Réactions des autorités et du public
L’ED a déclaré que les opérations menées à Vasai-Virar ne constituent que le début d’une campagne plus large contre la corruption dans le secteur immobilier de l’État du Maharashtra. L’objectif est non seulement de traduire les coupables en justice, mais aussi de confisquer les biens acquis illégalement, de restituer les fonds aux acheteurs lésés et de rétablir l’ordre dans l’urbanisme local.
Les réactions du public ont été largement positives. Habitants et associations de défense des droits au logement ont salué l’initiative, soulignant que Vasai-Virar souffre depuis des années d’agissements de promoteurs malhonnêtes. Des centaines de familles se retrouvent piégées dans des projets inachevés ou découvrent que leurs logements sont illégaux et menacés de démolition.
Un porte-parole d’une association de victimes a déclaré : « Cela fait des années que les gens investissent toutes leurs économies dans un logement ici — enfin, les responsables commencent à être inquiétés. »
Impact sur le marché immobilier
À court terme, la répression pourrait ralentir l’activité dans le secteur de la construction à Vasai-Virar.
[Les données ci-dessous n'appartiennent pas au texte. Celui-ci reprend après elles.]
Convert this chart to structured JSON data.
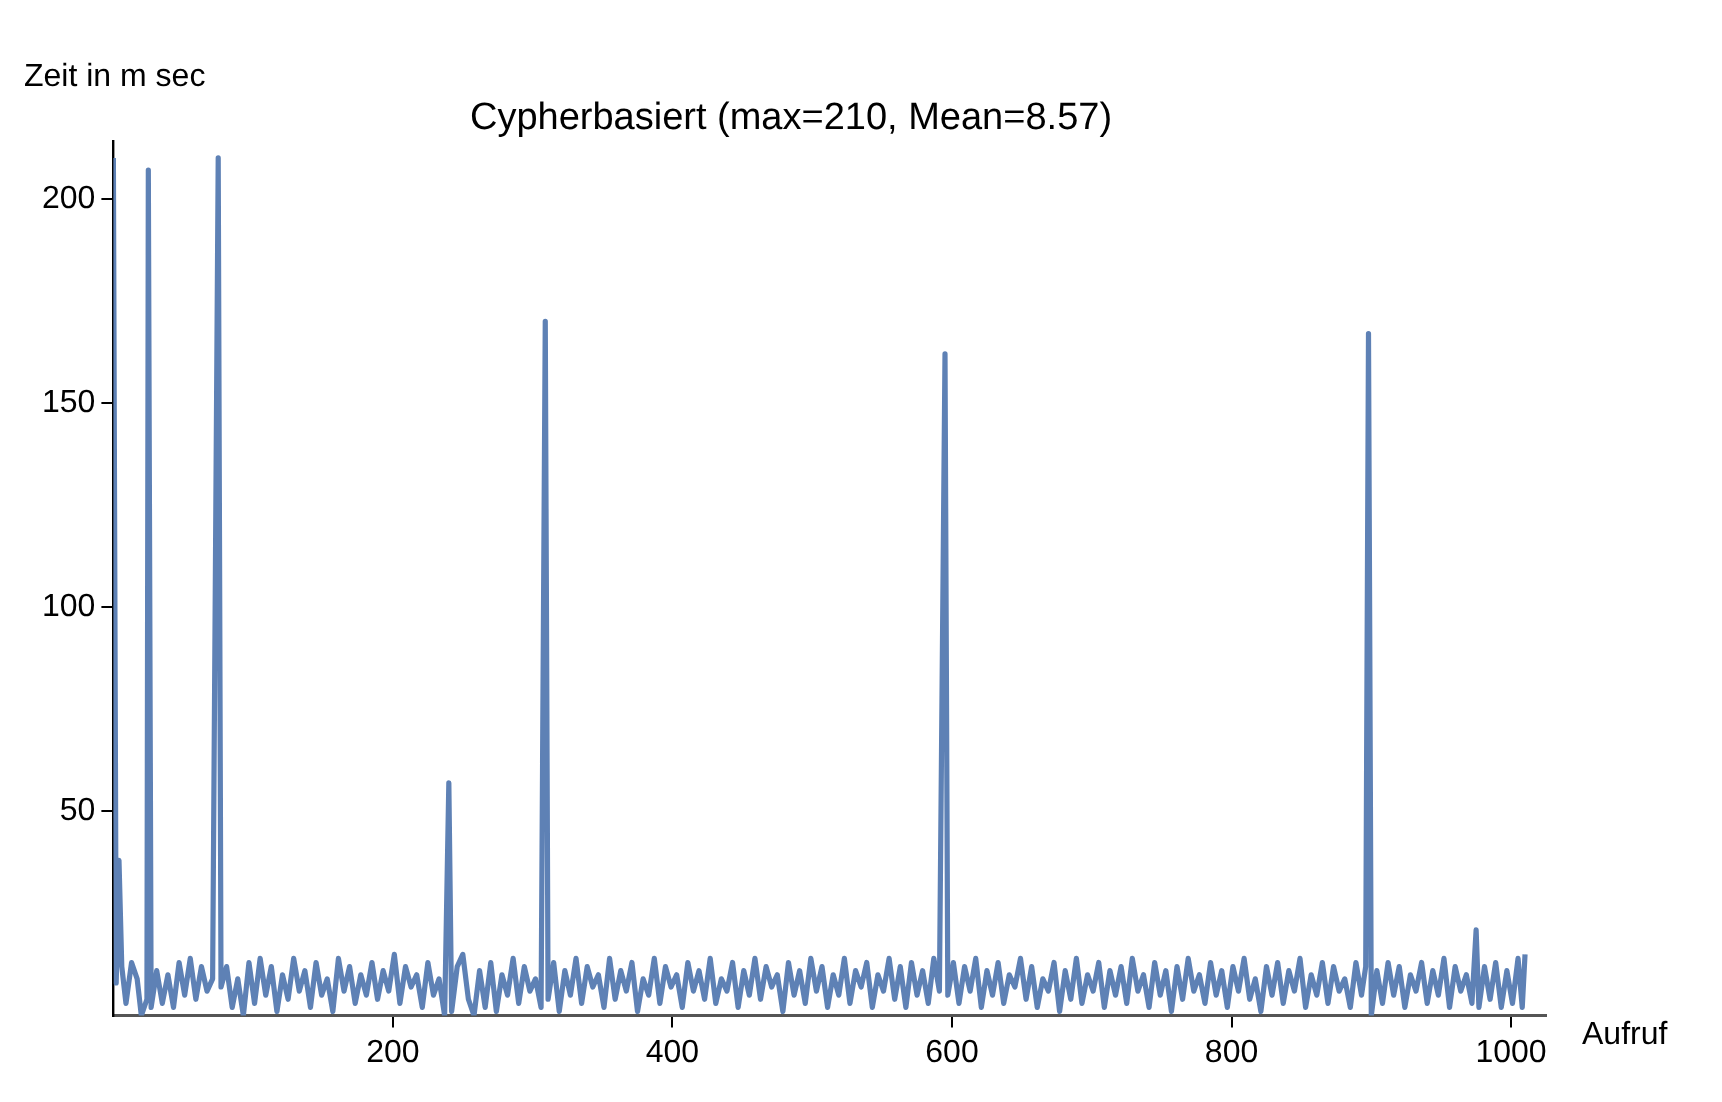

De nombreux promoteurs ont suspendu leurs projets de peur d’être eux-mêmes visés par des inspections. Les prix des logements neufs pourraient chuter de 5 à 10 %, notamment dans le segment des logements économiques, le plus exposé aux constructions illégales.
Cependant, les analystes estiment que l’impact à long terme sera bénéfique. « Le renforcement des contrôles, la transparence des processus et la numérisation des autorisations vont assainir le marché », explique un analyste senior de Knight Frank India. Une évolution en phase avec les efforts du gouvernement central pour attirer les investissements dans le logement et les infrastructures.
Réformes législatives
Les interventions de l’ED ont aussi relancé les débats sur la réforme du cadre juridique. Plusieurs élus de l’Assemblée législative du Maharashtra ont proposé de renforcer la réglementation en matière de permis de construire, de créer un registre numérique des projets approuvés et d’alourdir les peines encourues en cas d’infraction.
Il est également question d’élargir les compétences de MahaRERA pour qu’elle puisse mieux contrôler l’exécution des engagements des promoteurs. Une plateforme numérique unique permettant aux acheteurs de vérifier en temps réel le statut juridique d’un projet immobilier est à l’étude.
Témoignages de victimes
Une résidente du quartier de Nalasopara a confié aux journalistes qu’elle avait acheté un appartement en 2022 mais n’en avait toujours pas reçu les clés : « On ne savait pas que le projet n’avait pas d’autorisation. Les documents paraissaient officiels. Maintenant, on nous dit qu’ils étaient faux. C’est un cauchemar. »
Des centaines de cas similaires existent à Vasai-Virar. Les acheteurs perdent non seulement leur argent, mais aussi leur tranquillité d’esprit. Dans certains cas, des appartements ont même été vendus plusieurs fois à des acquéreurs différents.
Prochaines étapes
L’ED poursuit la collecte de preuves et prévoit d’autres opérations dans les zones voisines, notamment Mira-Bhayandar et Thane. L’agence coopère avec d’autres organismes de l’État, dont l’administration fiscale, les cellules anti-corruption et la police locale.
Un rapport préliminaire devrait être publié dans les prochaines semaines avec de nouveaux noms de suspects et une liste de biens susceptibles d’être saisis ou placés sous séquestre.
Conclusion
Les raids de l’ED à Vasai-Virar constituent un signal fort et nécessaire envoyé à l’ensemble du secteur immobilier du Maharashtra. La lutte contre la construction illégale, le renforcement des contrôles et l’exposition des réseaux de corruption sont des étapes essentielles vers un marché du logement plus équitable et plus transparent. Pour des milliers d’acheteurs honnêtes, ces actions redonnent espoir dans la justice et la protection de leurs droits.